Cela va-t-il passer ou pas ? Depuis un mois, la marine allemande (Deutsche Marine) entretient les doutes sur le passage éventuel de la frégate « Baden-Württemberg » et du navire de ravitaillement « Frankfurt am Main » dans le détroit de Taïwan, suite à leur participation à une mission de surveillance des sanctions visant la Corée du Nord pour le compte des Nations unies.
La question était de savoir si l’Allemagne prendrait le risque de contrarier la Chine, qui est son premier partenaire commercial, avec 253 milliards d’euros de biens échangés en 2023.
« Nous sommes ici pour montrer notre drapeau et que nous soutenons nos partenaires et amis. Il s’agit aussi de démontrer notre engagement en faveur d’un ordre fondé sur des règles, de la résolution pacifique des conflits territoriaux et de voies de navigation ouvertes et sûres », avait expliqué en août dernier l’amiral Axel Schulz, commandant de cette flottille allemande déployée dans la région indo-pacifique.
Pour rappel, le droit maritime international autorise le passage « inoffensif » de navires militaires dans les détroits. Or, Pékin considère que les détroits de Taïwan constituent un continuum entre ses eaux territoriales, sa zone contiguë et sa zone économique exclusive (ZEE). D’où ses protestations dès que des forces navales étrangères y mènent des opérations dites FONOP afin de défendre la liberté de navigation.
Le 9 septembre, alors que la frégate Baden-Württemberg et son convoi s’apprêtaient à quitter la Corée du Sud, Pékin a lancé un avertissement à la Deutsche Marine. « La Chine rejette les provocations et menaces des États concernés contre sa souveraineté et sa sécurité sous couvert de liberté de navigation. (…) Taïwan est une partie indissociable de la Chine et les eaux du détroit de Taïwan sont des eaux chinoises », a déclaré le ministère chinois des Affaires étrangères.

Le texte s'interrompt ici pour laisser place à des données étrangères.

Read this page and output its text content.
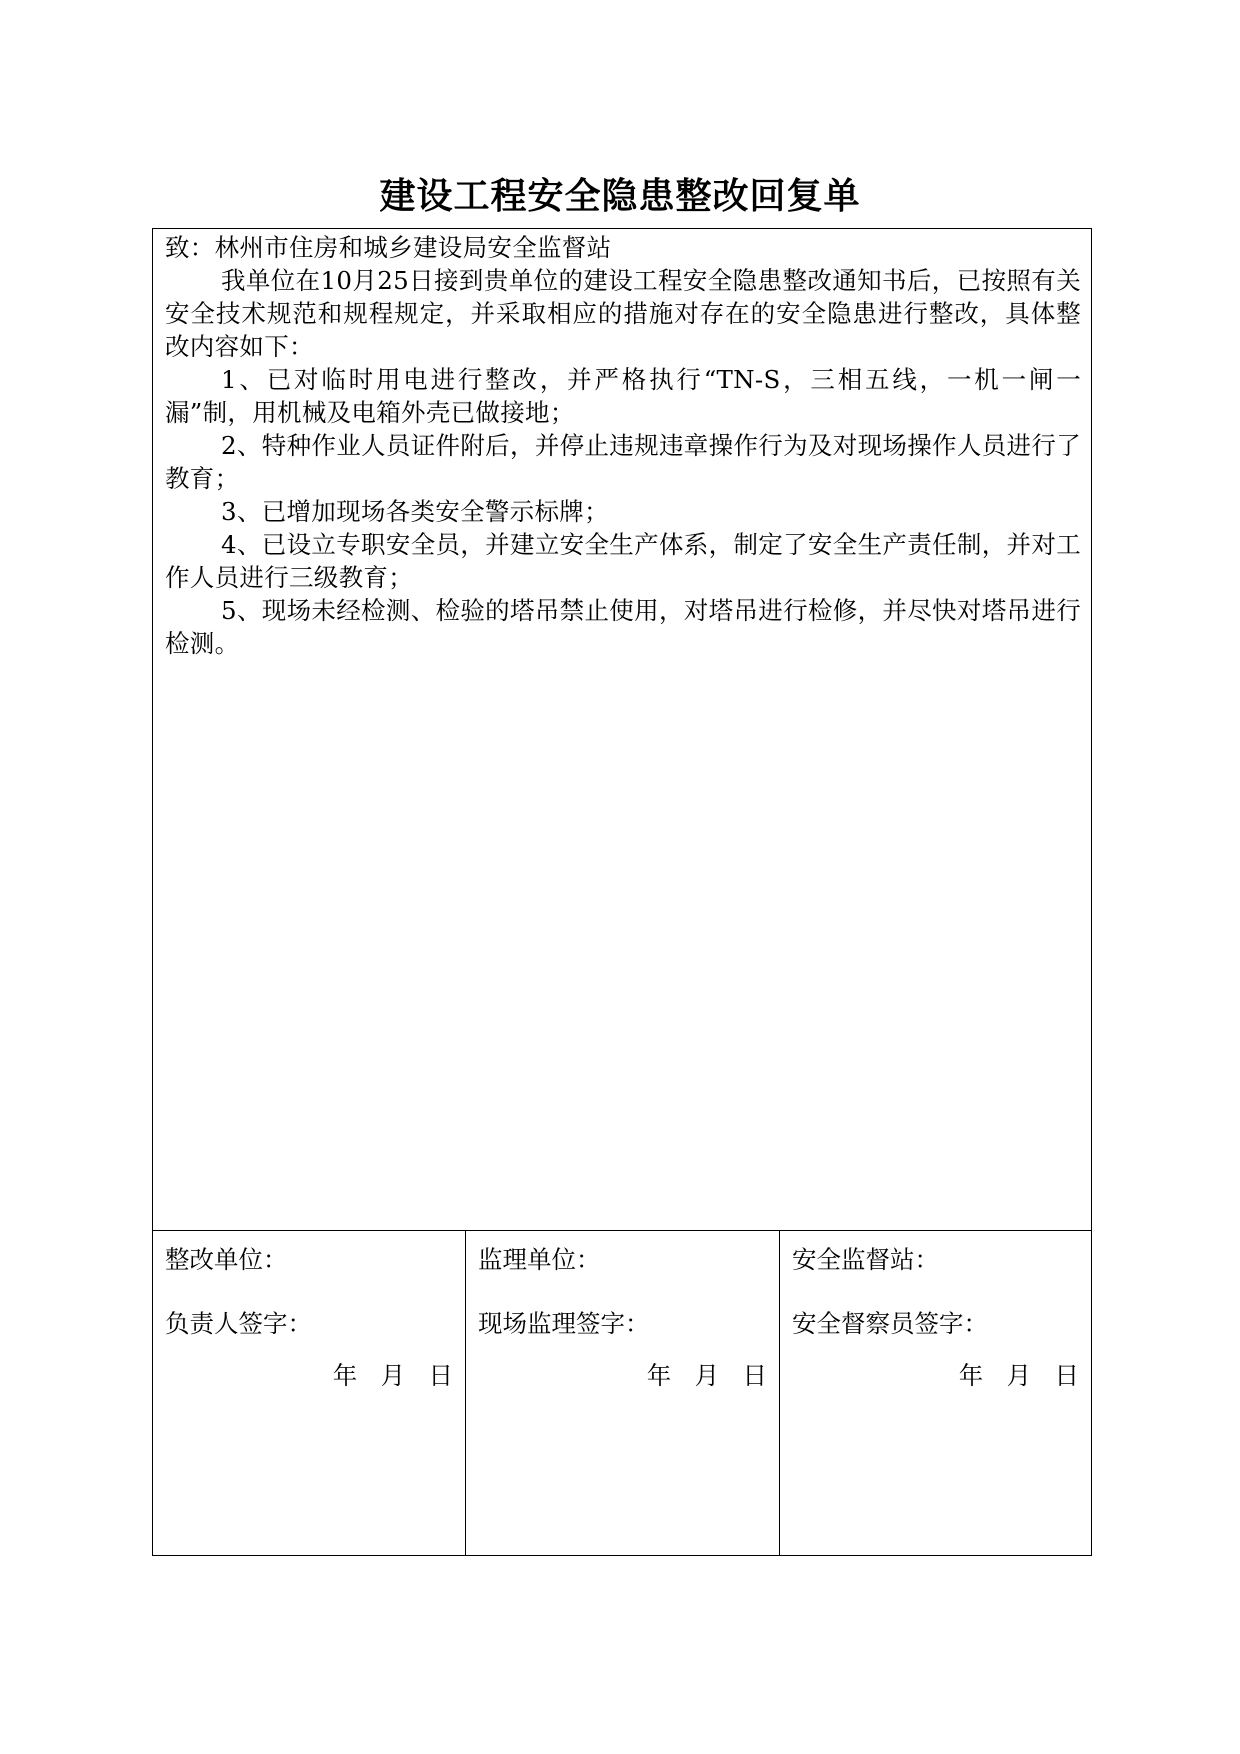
建设工程安全隐患整改回复单

致：林州市住房和城乡建设局安全监督站

我单位在10月25日接到贵单位的建设工程安全隐患整改通知书后，已按照有关安全技术规范和规程规定，并采取相应的措施对存在的安全隐患进行整改，具体整改内容如下：

1、已对临时用电进行整改，并严格执行“TN-S，三相五线，一机一闸一漏”制，用机械及电箱外壳已做接地；

2、特种作业人员证件附后，并停止违规违章操作行为及对现场操作人员进行了教育；

3、已增加现场各类安全警示标牌；

4、已设立专职安全员，并建立安全生产体系，制定了安全生产责任制，并对工作人员进行三级教育；

5、现场未经检测、检验的塔吊禁止使用，对塔吊进行检修，并尽快对塔吊进行检测。

整改单位：
负责人签字：
年   月   日
监理单位：
现场监理签字：
年   月   日
安全监督站：
安全督察员签字：
年   月   日
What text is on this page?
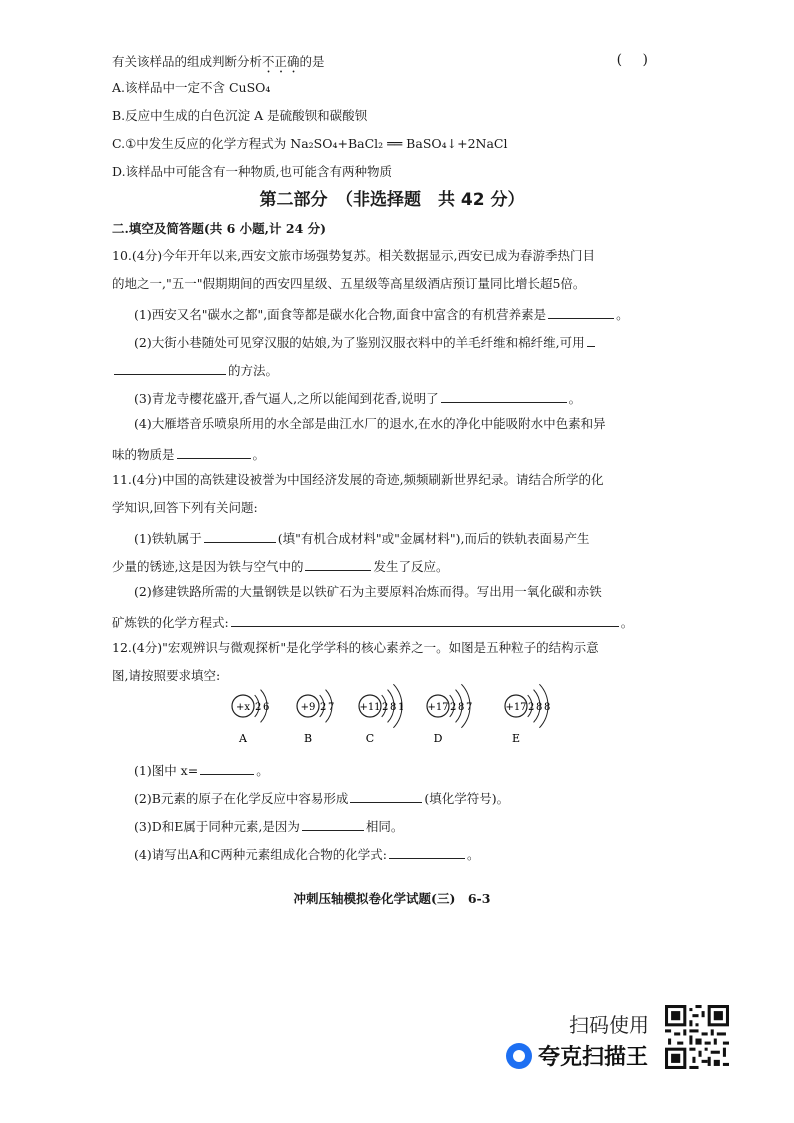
有关该样品的组成判断分析不正确的是	( )
A.该样品中一定不含 CuSO₄
B.反应中生成的白色沉淀 A 是硫酸钡和碳酸钡
C.①中发生反应的化学方程式为 Na₂SO₄+BaCl₂ ══ BaSO₄↓+2NaCl
D.该样品中可能含有一种物质,也可能含有两种物质
第二部分　（非选择题　共 42 分）
二.填空及简答题(共 6 小题,计 24 分)
10.(4分)今年开年以来,西安文旅市场强势复苏。相关数据显示,西安已成为春游季热门目
的地之一,"五一"假期期间的西安四星级、五星级等高星级酒店预订量同比增长超5倍。
(1)西安又名"碳水之都",面食等都是碳水化合物,面食中富含的有机营养素是	。
(2)大街小巷随处可见穿汉服的姑娘,为了鉴别汉服衣料中的羊毛纤维和棉纤维,可用
的方法。
(3)青龙寺樱花盛开,香气逼人,之所以能闻到花香,说明了	。
(4)大雁塔音乐喷泉所用的水全部是曲江水厂的退水,在水的净化中能吸附水中色素和异
味的物质是	。
11.(4分)中国的高铁建设被誉为中国经济发展的奇迹,频频刷新世界纪录。请结合所学的化
学知识,回答下列有关问题:
(1)铁轨属于	(填"有机合成材料"或"金属材料"),而后的铁轨表面易产生
少量的锈迹,这是因为铁与空气中的	发生了反应。
(2)修建铁路所需的大量钢铁是以铁矿石为主要原料冶炼而得。写出用一氧化碳和赤铁
矿炼铁的化学方程式:	。
12.(4分)"宏观辨识与微观探析"是化学学科的核心素养之一。如图是五种粒子的结构示意
图,请按照要求填空:
+x 2 6
A
+9 2 7
B
+11 2 8 1
C
+17 2 8 7
D
+17 2 8 8
E
(1)图中 x=	。
(2)B元素的原子在化学反应中容易形成	(填化学符号)。
(3)D和E属于同种元素,是因为	相同。
(4)请写出A和C两种元素组成化合物的化学式:	。
冲刺压轴模拟卷化学试题(三)　6-3
扫码使用
夸克扫描王
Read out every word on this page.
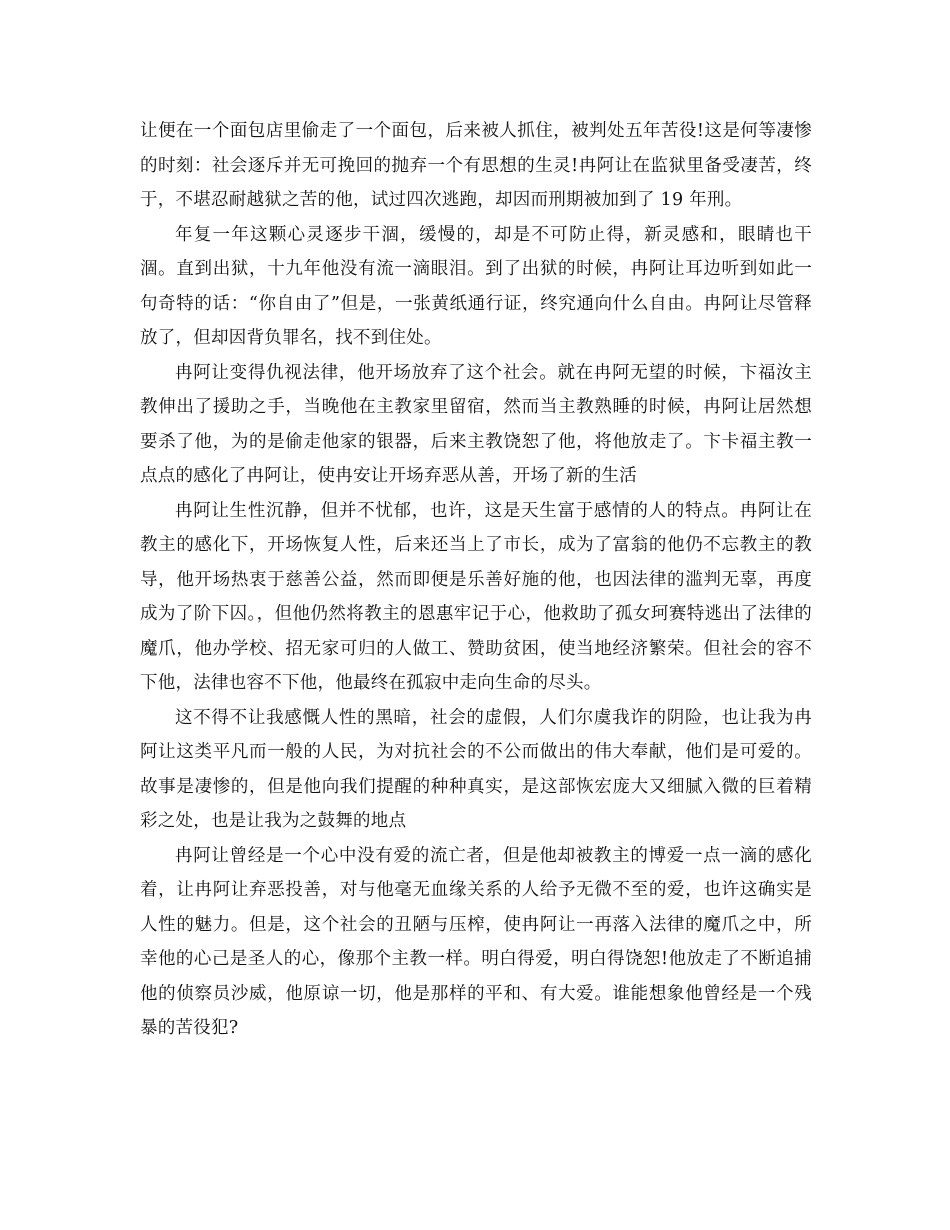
让便在一个面包店里偷走了一个面包，后来被人抓住，被判处五年苦役!这是何等凄惨的时刻：社会逐斥并无可挽回的抛弃一个有思想的生灵!冉阿让在监狱里备受凄苦，终于，不堪忍耐越狱之苦的他，试过四次逃跑，却因而刑期被加到了 19 年刑。

年复一年这颗心灵逐步干涸，缓慢的，却是不可防止得，新灵感和，眼睛也干涸。直到出狱，十九年他没有流一滴眼泪。到了出狱的时候，冉阿让耳边听到如此一句奇特的话：“你自由了”但是，一张黄纸通行证，终究通向什么自由。冉阿让尽管释放了，但却因背负罪名，找不到住处。

冉阿让变得仇视法律，他开场放弃了这个社会。就在冉阿无望的时候，卞福汝主教伸出了援助之手，当晚他在主教家里留宿，然而当主教熟睡的时候，冉阿让居然想要杀了他，为的是偷走他家的银器，后来主教饶恕了他，将他放走了。卞卡福主教一点点的感化了冉阿让，使冉安让开场弃恶从善，开场了新的生活

冉阿让生性沉静，但并不忧郁，也许，这是天生富于感情的人的特点。冉阿让在教主的感化下，开场恢复人性，后来还当上了市长，成为了富翁的他仍不忘教主的教导，他开场热衷于慈善公益，然而即便是乐善好施的他，也因法律的滥判无辜，再度成为了阶下囚。，但他仍然将教主的恩惠牢记于心，他救助了孤女珂赛特逃出了法律的魔爪，他办学校、招无家可归的人做工、赞助贫困，使当地经济繁荣。但社会的容不下他，法律也容不下他，他最终在孤寂中走向生命的尽头。

这不得不让我感慨人性的黑暗，社会的虚假，人们尔虞我诈的阴险，也让我为冉阿让这类平凡而一般的人民，为对抗社会的不公而做出的伟大奉献，他们是可爱的。故事是凄惨的，但是他向我们提醒的种种真实，是这部恢宏庞大又细腻入微的巨着精彩之处，也是让我为之鼓舞的地点

冉阿让曾经是一个心中没有爱的流亡者，但是他却被教主的博爱一点一滴的感化着，让冉阿让弃恶投善，对与他毫无血缘关系的人给予无微不至的爱，也许这确实是人性的魅力。但是，这个社会的丑陋与压榨，使冉阿让一再落入法律的魔爪之中，所幸他的心己是圣人的心，像那个主教一样。明白得爱，明白得饶恕!他放走了不断追捕他的侦察员沙威，他原谅一切，他是那样的平和、有大爱。谁能想象他曾经是一个残暴的苦役犯?
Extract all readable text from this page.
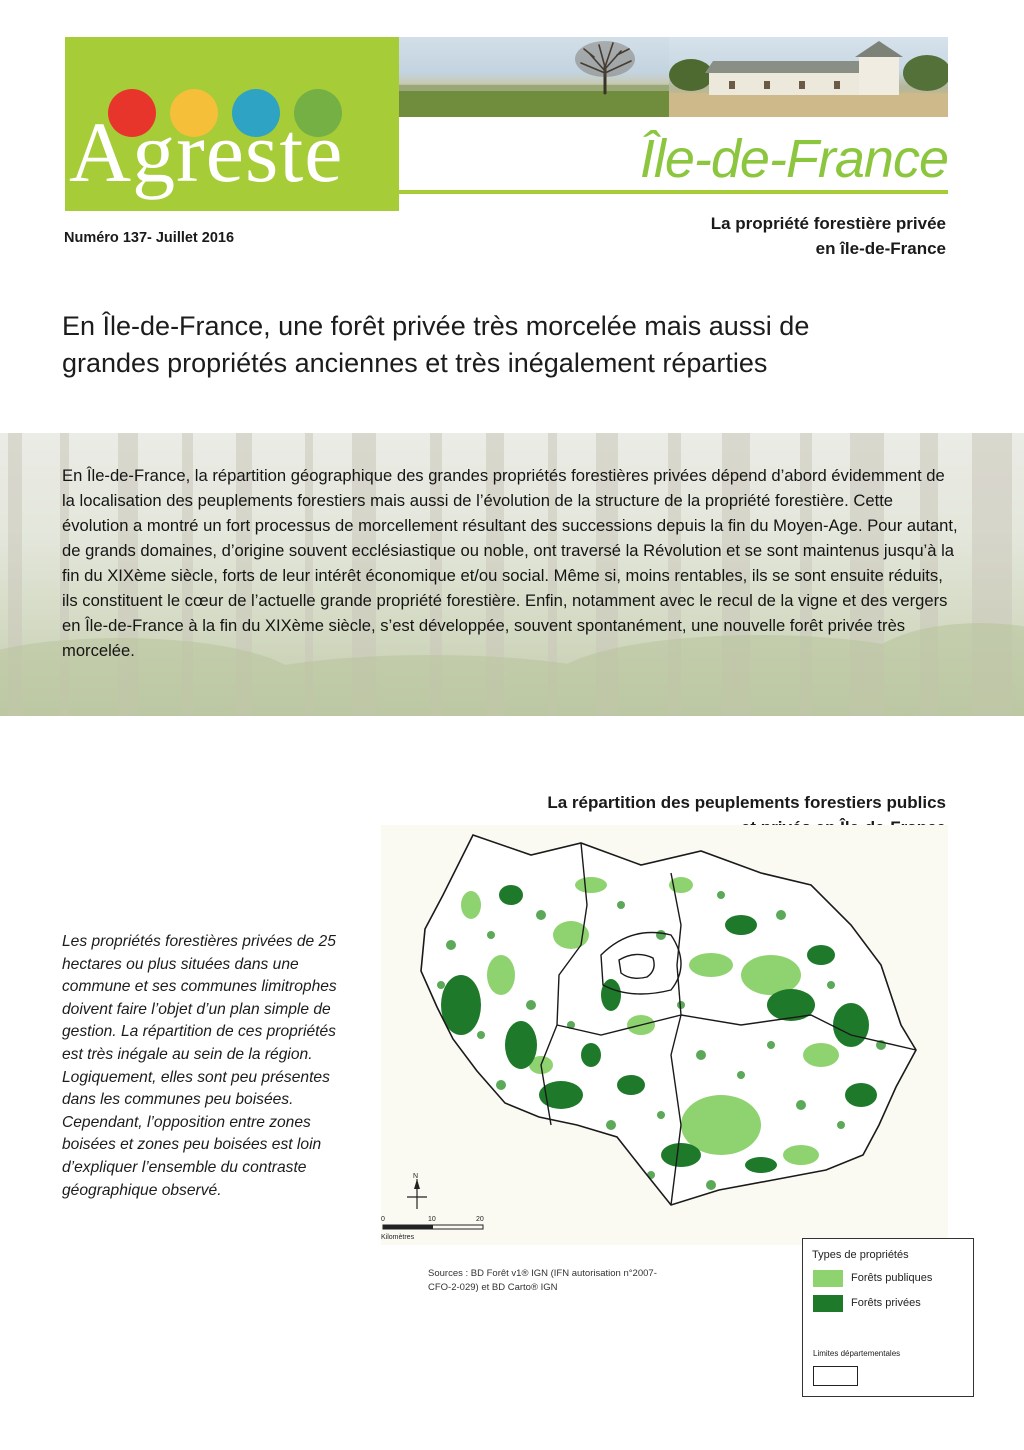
Agreste	Île-de-France
Numéro 137- Juillet 2016
La propriété forestière privée
en île-de-France
En Île-de-France, une forêt privée très morcelée mais aussi de
grandes propriétés anciennes et très inégalement réparties
En Île-de-France, la répartition géographique des grandes propriétés forestières privées dépend d’abord évidemment de la localisation des peuplements forestiers mais aussi de l’évolution de la structure de la propriété forestière. Cette évolution a montré un fort processus de morcellement résultant des successions depuis la fin du Moyen-Age. Pour autant, de grands domaines, d’origine souvent ecclésiastique ou noble, ont traversé la Révolution et se sont maintenus jusqu’à la fin du XIXème siècle, forts de leur intérêt économique et/ou social. Même si, moins rentables, ils se sont ensuite réduits, ils constituent le cœur de l’actuelle grande propriété forestière. Enfin, notamment avec le recul de la vigne et des vergers en Île-de-France à la fin du XIXème siècle, s’est développée, souvent spontanément, une nouvelle forêt privée très morcelée.
La répartition des peuplements forestiers publics
N
0	10	20
Kilomètres
Les propriétés forestières privées de 25 hectares ou plus situées dans une commune et ses communes limitrophes doivent faire l’objet d’un plan simple de gestion. La répartition de ces propriétés est très inégale au sein de la région. Logiquement, elles sont peu présentes dans les communes peu boisées. Cependant, l’opposition entre zones boisées et zones peu boisées est loin d’expliquer l’ensemble du contraste géographique observé.
Sources : BD Forêt v1® IGN (IFN autorisation n°2007-
CFO-2-029) et BD Carto® IGN
Types de propriétés
Forêts publiques
Forêts privées
Limites départementales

Cet avertissement n’a cependant pas découragé les deux navires de la Deutsche Marine puisque, le 13 septembre, et selon les données de l’AIS (Automatic Identification System), ils sont entrés dans le détroit de Taïwan. C’est ce qu’a confirmé Boris Pistorius, le ministre allemand de la Défense.
« La frégate Baden-Württemberg et le navire ravitailleur Frankfurt am Main ont emprunté la route du détroit de Taïwan, entre la Corée du Sud et les Philippines. (…) C’est la route la plus courte et la plus sûre compte tenu des conditions météo. C’est aussi une route maritime internationale. Nous passons donc par là », a déclaré M. Pistorius, avant de souligner qu’il s’agissait aussi d’un « signal ».
Comme prévu, Pékin n’a pas tardé à protester.
« Le principe d’une seule Chine est une norme fondamentale dans les relations internationales, qui fait l’objet d’un consensus international dominant. La question de Taiwan ne concerne pas la liberté de navigation mais la souveraineté et l’intégrité territoriale de la Chine », a d’abord réagi la diplomatie chinoise.
« Nous respectons le droit des pays à naviguer dans les eaux concernées conformément aux lois chinoises et au droit international. (…) Mais nous nous opposons fermement à tout acte de provocation sous prétexte de liberté de navigation qui porte atteinte à la souveraineté et à la sécurité de la Chine », a-t-elle ajouté, avant d’exhorter l’Allemagne à éviter toute « ingérence » qui pourrait « mettre en péril le développement sain et stable des relations bilatérales ».
De son côté, le ministère chinois de la Défense a adopté un ton plus martial, affirmant que la présence des deux navires allemands dans le détroit de Taïwan n’était qu’un acte de « propagande » et assurant qu’ils seraient étroitement surveillés par les forces navales et aériennes chinoises tout au long de leur transit.
« Le comportement de la partie allemande augmente les risques sécuritaires et envoie un mauvais signal. Nos forces sont en alerte permanente et s’opposeront résolument à toutes les menaces et provocations », a-t-il insisté.
La marine allemande n’avait plus navigué dans le détroit de Taïwan depuis 2002. Il faut dire qu’elle n’avait pas eu l’occasion de le faire depuis… puisque ce n’est qu’en 2021 qu’un de ses navires est revenu dans la région indopacifique. Mais à l’époque, Berlin voulait ménager la Chine pour des raisons économiques tout en affirmant être ferme sur les grands principes du droit international.